Characterization and growth mechanisms of adhesion‐induced microcavities during debonding of softened glass

Abstract

AbstractThe glass/mold interaction is crucial for controlling the surface quality of high‐precision glass products and elongating the lifespan of precious molds in hot forming techniques. Here we employ the probe tack test to separate a typical glass molding interface composed of N‐BK7 glass and tungsten carbide molds at different temperatures from 655 to 690°C. The macroscale debonding behavior translates from interfacial fracture to cohesive bulk deformation as temperature increases. The glass surfaces after debonding are covered by numerous randomly distributed cavities in micrometer.
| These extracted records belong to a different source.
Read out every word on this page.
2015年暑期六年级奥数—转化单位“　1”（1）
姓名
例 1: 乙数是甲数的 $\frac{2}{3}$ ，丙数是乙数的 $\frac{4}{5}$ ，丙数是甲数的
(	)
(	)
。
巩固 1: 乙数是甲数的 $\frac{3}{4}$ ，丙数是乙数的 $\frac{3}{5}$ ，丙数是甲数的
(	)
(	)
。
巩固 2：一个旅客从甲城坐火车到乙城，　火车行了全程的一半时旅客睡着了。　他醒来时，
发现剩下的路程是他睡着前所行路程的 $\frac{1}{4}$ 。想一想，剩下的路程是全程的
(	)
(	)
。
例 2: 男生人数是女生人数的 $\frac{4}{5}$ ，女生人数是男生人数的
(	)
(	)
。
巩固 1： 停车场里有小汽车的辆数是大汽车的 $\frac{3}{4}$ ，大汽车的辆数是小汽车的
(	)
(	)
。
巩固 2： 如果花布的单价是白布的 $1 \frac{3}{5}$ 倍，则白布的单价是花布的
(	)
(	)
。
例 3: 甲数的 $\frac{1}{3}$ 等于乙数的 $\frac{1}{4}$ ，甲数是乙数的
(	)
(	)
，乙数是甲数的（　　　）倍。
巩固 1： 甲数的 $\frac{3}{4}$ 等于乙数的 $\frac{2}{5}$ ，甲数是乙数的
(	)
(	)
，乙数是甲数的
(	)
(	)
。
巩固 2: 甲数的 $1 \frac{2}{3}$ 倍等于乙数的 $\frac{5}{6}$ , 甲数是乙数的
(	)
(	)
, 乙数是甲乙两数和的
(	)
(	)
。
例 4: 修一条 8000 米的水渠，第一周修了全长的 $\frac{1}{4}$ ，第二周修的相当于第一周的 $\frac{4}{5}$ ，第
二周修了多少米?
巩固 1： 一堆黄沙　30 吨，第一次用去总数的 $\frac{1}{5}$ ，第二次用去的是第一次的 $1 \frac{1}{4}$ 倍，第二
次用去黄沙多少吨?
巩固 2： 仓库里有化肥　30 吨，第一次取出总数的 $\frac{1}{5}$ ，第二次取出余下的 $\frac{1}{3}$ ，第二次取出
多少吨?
With temperature increasing, the maximum depth of microcavities greatly increases from less than 0.5 to over 10 μm; the area fraction overall increases and reaches 15% at maximum. These microcavities could result from the development of localized deformation at the gas‐trapping spots, due to the separation of the adhesive glass/mold interface. A large‐sized cavity evolves from the cyclic growth and coalescence of small cavities. For the interfacial fracture cases, cavities mainly propagate as cracks along the interface, and thus develop into shallow disc‐like shapes. However, for the cohesive cases, cavities prefer to grow in the bulk. The growth bifurcation could be governed by the competition between strain energy release rate and viscoelastic complex modulus.